On 08/18/2016 11:03 AM, Chris Mason wrote:
On Wed, Mar 30, 2016 at 11:37:21PM +0100, fdman...@kernel.org wrote:
From: Filipe Manana <fdman...@suse.com>

If we rename an inode A (be it a file or a directory), create a new
inode B with the old name of inode A and under the same parent directory,
fsync inode B and then power fail, at log tree replay time we end up
removing inode A completely. If inode A is a directory then all its files
are gone too.

I bisected a crash with dbench down to this patch.  The reproduction was:

mkfs.btrfs -m single -f /dev/vdb
mount /dev/vdb /btrfs
cd /btrfs
mkdir clients
for x in `seq 0 100` ; do btrfs subvol create clients/client$x ; done
sync
dbench 100

In other words, run dbench with a subvol per dbench thread.  It crashes
immediately, most often with an invalid access in copy_from_user during
file_write.  The pattern of crashes and location just show general
memory corruption and the actual stack trace wasn't very useful.

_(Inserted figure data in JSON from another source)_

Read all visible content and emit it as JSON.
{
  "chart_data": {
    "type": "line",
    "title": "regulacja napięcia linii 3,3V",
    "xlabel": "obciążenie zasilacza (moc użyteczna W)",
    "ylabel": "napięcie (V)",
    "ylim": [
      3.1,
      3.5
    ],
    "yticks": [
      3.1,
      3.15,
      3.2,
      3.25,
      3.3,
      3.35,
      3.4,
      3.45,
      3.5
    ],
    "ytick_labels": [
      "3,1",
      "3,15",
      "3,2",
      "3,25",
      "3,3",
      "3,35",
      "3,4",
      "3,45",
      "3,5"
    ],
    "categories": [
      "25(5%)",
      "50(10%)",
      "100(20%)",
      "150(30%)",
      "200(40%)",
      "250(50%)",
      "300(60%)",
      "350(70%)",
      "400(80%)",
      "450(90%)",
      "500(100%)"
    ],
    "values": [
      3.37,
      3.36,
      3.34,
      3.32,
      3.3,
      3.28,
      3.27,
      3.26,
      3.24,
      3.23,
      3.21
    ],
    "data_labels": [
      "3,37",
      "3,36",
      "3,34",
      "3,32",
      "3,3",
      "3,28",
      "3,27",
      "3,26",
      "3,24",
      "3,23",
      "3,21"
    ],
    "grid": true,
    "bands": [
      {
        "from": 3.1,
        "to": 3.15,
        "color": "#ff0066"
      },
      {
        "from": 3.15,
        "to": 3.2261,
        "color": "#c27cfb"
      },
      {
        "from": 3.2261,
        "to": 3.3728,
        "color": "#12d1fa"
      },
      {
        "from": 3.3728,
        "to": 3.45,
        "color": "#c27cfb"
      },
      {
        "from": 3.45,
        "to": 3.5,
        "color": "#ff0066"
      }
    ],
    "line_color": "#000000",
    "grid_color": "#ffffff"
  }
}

With this patch reverted the runs last much much longer, but we still
hit a crash eventually.  It's not clear to me if this is two different
bugs or if Filipe's patch just makes the corruption much easier to hit.
I'm still digging through it all, but here's a common backtrace with
this patch reverted:


Lots of debugging later, we're leaving btrfs_log_ctx structures from the stack in lists without taking them out before btrfs_sync_file() or btrfs_sync_log() exit. I'm still figuring out all of the corner cases where it happens, but at least things are starting to make sense again.

I should have a patch out the door on Tuesday.